Дмитрий Янковский
Голос булата
Часть первая
1.
Ветер холодный, колючий, выдувал из души последнее тепло, царапал поднятым с дороги снегом темнеющую синеву над лесом. Звезды блестящими льдинками прокалывали небеса, смотрели безмолвно, уныло на одинокого путника, хрустящего драными лаптями по крепко схваченному насту.
Микулка замерзал. Спать хотелось до одури, хоть палки в глаза вставляй, сил идти почти не осталось, да и желания особого не было. И смысла. Забрел в Богами забытую глушь, все искал, выведывал… И чего? Сам сказать не может! Счастья… Где ж оно счастье-то? Волкам теперь будет счастье. Хотя волчье счастье – в пузе сыть, а какая нынче с него сыть? Кости одни.
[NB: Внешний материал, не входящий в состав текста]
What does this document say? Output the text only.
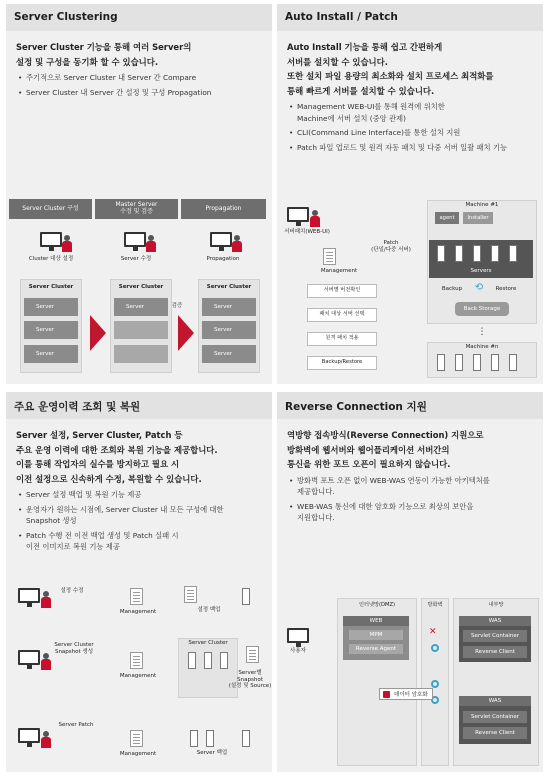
Server Clustering
Server Cluster 기능을 통해 여러 Server의
설정 및 구성을 동기화 할 수 있습니다.
• 주기적으로 Server Cluster 내 Server 간 Compare
• Server Cluster 내 Server 간 설정 및 구성 Propagation
Server Cluster 구성	Master Server
수정 및 검증	Propagation
Cluster 대상 설정	Server 수정	Propagation
Server Cluster
Server
Server
Server
Server Cluster
Server	검증
Server Cluster
Server
Server
Server
Auto Install / Patch
Auto Install 기능을 통해 쉽고 간편하게
서버를 설치할 수 있습니다.
또한 설치 파일 용량의 최소화와 설치 프로세스 최적화를
통해 빠르게 서버를 설치할 수 있습니다.
• Management WEB-UI를 통해 원격에 위치한
Machine에 서버 설치 (중앙 관제)
• CLI(Command Line Interface)를 통한 설치 지원
• Patch 파일 업로드 및 원격 자동 패치 및 다중 서버 일괄 패치 기능
서버패치(WEB-UI)
Patch
(단일/다중 서버)
Management
서버별 버전확인
패치 대상 서버 선택
원격 패치 적용
Backup/Restore
Machine #1
agent	Installer
Servers
Backup	⟲	Restore
Back Storage
⋮
Machine #n
주요 운영이력 조회 및 복원
Server 설정, Server Cluster, Patch 등
주요 운영 이력에 대한 조회와 복원 기능을 제공합니다.
이를 통해 작업자의 실수를 방지하고 필요 시
이전 설정으로 신속하게 수정, 복원할 수 있습니다.
• Server 설정 백업 및 복원 기능 제공
• 운영자가 원하는 시점에, Server Cluster 내 모든 구성에 대한
Snapshot 생성
• Patch 수행 전 이전 백업 생성 및 Patch 실패 시
이전 이미지로 복원 기능 제공
설정 수정
Management	설정 백업
Server Cluster
Snapshot 생성
Management
Server Cluster
Server별 Snapshot
(설정 및 Source)
Server Patch
Management	Server 백업
Reverse Connection 지원
역방향 접속방식(Reverse Connection) 지원으로
방화벽에 웹서버와 웹어플리케이션 서버간의
통신을 위한 포트 오픈이 필요하지 않습니다.
• 방화벽 포트 오픈 없이 WEB-WAS 연동이 가능한 아키텍처를
제공합니다.
• WEB-WAS 통신에 대한 암호화 기능으로 최상의 보안을
지원합니다.
인터넷망(DMZ)	방화벽	내부망
사용자
WEB
MPM
Reverse Agent
✕
WAS
Servlet Container
Reverse Client
데이터 암호화
WAS
Servlet Container
Reverse Client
Лес кругом кривоватый, редкий, торчит старыми корнями да сухостоем. Когда луна взойдет, будет видать шагов на полста не меньше, а пока камень кинь, не увидишь где в снег влипнет. Густая тьма металась вспомнившимся страхом, клацала звериными клыками, завывала жутким хохотом разбойника-ветра. Привязавшийся от заболоченного лимана упырь упорно шел следом, хотя сильно отстал прошлым днем, схоронясь в сыром овраге с первыми лучами солнца. Но теперь может легко догнать, если не почует кого поближе, потому как нежить устали не знает и холода не боится. Все чаще северный ветер приносил с собой голодный упыриный рев, кровь от него леденела в жилах и неодолимый страх вздымал непокрытые волосы на затылке. Микулка не любил, боялся ходить ночью, видывал под Киевом, что твари ночные с запоздалыми путниками делают… Но если до заката не нашел крова, надо идти дальше, иначе лютый холодный ветер вытянет жизнь быстрее, чем стосковавшийся по горячей крови упырь. Завывал, плакал северный ветер, даже если вплотную кто подойдет, не услышишь.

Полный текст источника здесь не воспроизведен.